Los ingresos y el uso de la energía van de la mano. David MacKay me enseñó un gráfico como este, que vincula el consumo de energía con la renta per cápita. La correlación es inequívoca. (AIE; Banco Mundial.)
Mientras asimilaba toda esta información, empecé a pensar en cómo podía ingeniárselas el mundo para ofrecer energía barata y eficiente a los pobres. No tenía sentido que nuestra fundación abordara este gigantesco problema —necesitábamos que siguiera centrada en su misión fundamental—, pero comencé a barajar ideas con algunos amigos inventores. Leí varias obras que trataban el tema en profundidad, entre ellas los esclarecedores libros del científico e historiador Vaclav Smil, que me ayudaron a entender lo esencial que ha sido la energía para la civilización moderna.
En aquel entonces, aún no era consciente de que debíamos llegar a cero. Los países ricos, responsables de gran parte de las emisiones, empezaban a prestar atención al cambio climático, y suponía que bastaría con eso.
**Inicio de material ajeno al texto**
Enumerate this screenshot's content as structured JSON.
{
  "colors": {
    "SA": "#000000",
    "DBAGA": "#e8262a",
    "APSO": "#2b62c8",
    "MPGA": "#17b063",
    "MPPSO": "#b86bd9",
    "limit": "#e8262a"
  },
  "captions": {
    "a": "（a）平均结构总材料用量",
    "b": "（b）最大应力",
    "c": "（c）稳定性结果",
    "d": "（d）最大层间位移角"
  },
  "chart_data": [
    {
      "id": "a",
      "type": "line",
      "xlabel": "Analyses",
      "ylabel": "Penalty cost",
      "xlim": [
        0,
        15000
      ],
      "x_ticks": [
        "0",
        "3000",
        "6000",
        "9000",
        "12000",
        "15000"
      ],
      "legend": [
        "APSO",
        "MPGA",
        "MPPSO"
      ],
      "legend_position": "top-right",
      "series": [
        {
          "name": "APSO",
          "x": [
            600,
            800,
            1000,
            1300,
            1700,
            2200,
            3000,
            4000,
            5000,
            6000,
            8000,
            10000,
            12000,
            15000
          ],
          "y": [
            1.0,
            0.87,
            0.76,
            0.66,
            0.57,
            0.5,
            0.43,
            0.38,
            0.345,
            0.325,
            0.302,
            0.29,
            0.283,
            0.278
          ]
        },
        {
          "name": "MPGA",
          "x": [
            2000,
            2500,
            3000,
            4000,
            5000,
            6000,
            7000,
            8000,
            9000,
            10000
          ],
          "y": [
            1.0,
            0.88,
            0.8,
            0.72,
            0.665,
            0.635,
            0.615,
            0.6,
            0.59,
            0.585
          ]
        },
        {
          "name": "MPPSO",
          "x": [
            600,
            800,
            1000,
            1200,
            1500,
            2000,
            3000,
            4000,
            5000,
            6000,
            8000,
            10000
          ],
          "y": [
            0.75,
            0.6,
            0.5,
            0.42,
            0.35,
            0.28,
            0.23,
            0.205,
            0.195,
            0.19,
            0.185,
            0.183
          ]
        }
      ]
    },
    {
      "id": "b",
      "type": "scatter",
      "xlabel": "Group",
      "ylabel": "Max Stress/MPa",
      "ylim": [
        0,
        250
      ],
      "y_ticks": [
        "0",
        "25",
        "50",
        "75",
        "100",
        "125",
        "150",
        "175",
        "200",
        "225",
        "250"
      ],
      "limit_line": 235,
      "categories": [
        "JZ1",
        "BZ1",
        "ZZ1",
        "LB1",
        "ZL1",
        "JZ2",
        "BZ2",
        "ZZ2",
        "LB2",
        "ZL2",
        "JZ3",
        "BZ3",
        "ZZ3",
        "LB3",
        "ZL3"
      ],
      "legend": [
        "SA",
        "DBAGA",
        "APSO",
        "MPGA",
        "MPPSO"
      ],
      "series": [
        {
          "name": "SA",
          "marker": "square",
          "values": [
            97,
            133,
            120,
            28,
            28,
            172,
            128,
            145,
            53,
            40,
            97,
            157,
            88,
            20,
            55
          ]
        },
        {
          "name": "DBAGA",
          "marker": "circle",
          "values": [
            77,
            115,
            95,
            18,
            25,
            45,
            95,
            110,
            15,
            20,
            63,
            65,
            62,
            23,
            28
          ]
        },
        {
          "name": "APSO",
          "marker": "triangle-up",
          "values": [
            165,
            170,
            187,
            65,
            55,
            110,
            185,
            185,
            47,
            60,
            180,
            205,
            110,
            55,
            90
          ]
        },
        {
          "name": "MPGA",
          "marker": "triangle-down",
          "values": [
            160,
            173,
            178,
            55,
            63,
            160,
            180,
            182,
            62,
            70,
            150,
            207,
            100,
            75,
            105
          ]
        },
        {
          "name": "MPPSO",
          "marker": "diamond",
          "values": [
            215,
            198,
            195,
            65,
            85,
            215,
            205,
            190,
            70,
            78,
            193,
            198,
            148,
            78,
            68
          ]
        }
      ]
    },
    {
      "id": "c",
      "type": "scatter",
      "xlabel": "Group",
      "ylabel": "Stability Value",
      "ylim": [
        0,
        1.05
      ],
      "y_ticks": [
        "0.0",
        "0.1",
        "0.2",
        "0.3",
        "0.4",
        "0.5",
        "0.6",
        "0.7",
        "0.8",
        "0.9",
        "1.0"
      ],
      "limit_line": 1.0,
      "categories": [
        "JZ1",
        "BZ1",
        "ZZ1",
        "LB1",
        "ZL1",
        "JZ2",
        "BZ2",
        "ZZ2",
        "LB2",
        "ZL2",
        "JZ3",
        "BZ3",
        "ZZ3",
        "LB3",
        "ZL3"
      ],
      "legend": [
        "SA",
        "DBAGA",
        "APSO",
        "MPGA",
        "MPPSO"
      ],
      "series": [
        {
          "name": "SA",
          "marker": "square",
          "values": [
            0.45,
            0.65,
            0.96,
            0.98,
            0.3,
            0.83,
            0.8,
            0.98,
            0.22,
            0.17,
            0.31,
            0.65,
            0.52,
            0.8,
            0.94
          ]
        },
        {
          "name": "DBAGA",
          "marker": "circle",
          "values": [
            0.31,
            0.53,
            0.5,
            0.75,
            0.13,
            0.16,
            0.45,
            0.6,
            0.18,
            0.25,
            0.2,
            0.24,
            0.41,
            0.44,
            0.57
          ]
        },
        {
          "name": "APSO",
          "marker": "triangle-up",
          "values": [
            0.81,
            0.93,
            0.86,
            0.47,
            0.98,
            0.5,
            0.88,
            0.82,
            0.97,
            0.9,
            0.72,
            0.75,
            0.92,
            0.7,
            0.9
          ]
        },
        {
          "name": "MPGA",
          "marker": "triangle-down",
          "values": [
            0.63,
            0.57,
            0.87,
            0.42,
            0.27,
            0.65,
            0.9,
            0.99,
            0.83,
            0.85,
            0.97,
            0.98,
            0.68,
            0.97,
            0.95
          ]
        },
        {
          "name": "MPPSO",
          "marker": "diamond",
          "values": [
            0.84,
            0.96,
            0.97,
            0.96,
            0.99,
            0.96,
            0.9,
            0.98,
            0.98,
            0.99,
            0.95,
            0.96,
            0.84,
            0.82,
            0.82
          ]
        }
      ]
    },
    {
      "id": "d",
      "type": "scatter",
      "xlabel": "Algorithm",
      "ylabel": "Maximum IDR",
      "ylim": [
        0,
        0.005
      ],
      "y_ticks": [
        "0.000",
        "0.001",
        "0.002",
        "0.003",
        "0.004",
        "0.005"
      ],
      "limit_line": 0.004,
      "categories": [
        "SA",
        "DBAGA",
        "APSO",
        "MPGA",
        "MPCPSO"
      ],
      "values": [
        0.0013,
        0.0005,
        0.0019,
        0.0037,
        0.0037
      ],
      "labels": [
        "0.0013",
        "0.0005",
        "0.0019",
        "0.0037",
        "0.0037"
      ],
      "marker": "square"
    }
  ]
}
Mi contribución, o eso creía, consistiría en defender que la energía fiable estuviera al alcance de los más desfavorecidos.
Para empezar, ellos serían los principales beneficiados. La energía barata no solo les permitiría disponer de luz por la noche, sino también de fertilizantes más económicos para las tierras y de cemento para las casas. Y, por lo que respecta al cambio climático, los pobres son los que más tienen que perder. Se trata en su mayoría de agricultores que ya viven al límite y no podrían sobrellevar más sequías e inundaciones.
Mi mentalidad cambió a finales de 2006, cuando me reuní con dos antiguos colegas de Microsoft que querían fundar organizaciones sin ánimo de lucro centradas en la energía y el clima. Los acompañaban dos climatólogos muy versados en estos temas, y los cuatro me mostraron los datos que relacionaban las emisiones de gases de efecto invernadero con el cambio climático.
Sabía que estos gases estaban causando un aumento de las temperaturas, pero daba por sentado que existían variaciones cíclicas u otros factores que, de forma natural, impedirían que se produjera una catástrofe climática. Además, me costaba aceptar que las temperaturas continuarían incrementándose mientras los humanos siguieran emitiendo gases de efecto invernadero, en la cantidad que fuera.
Acudí de nuevo al grupo en varias ocasiones para aclarar dudas posteriores. Al final, lo comprendí: el mundo necesita generar más electricidad para que los desfavorecidos prosperen, pero sin emitir más gases de efecto invernadero.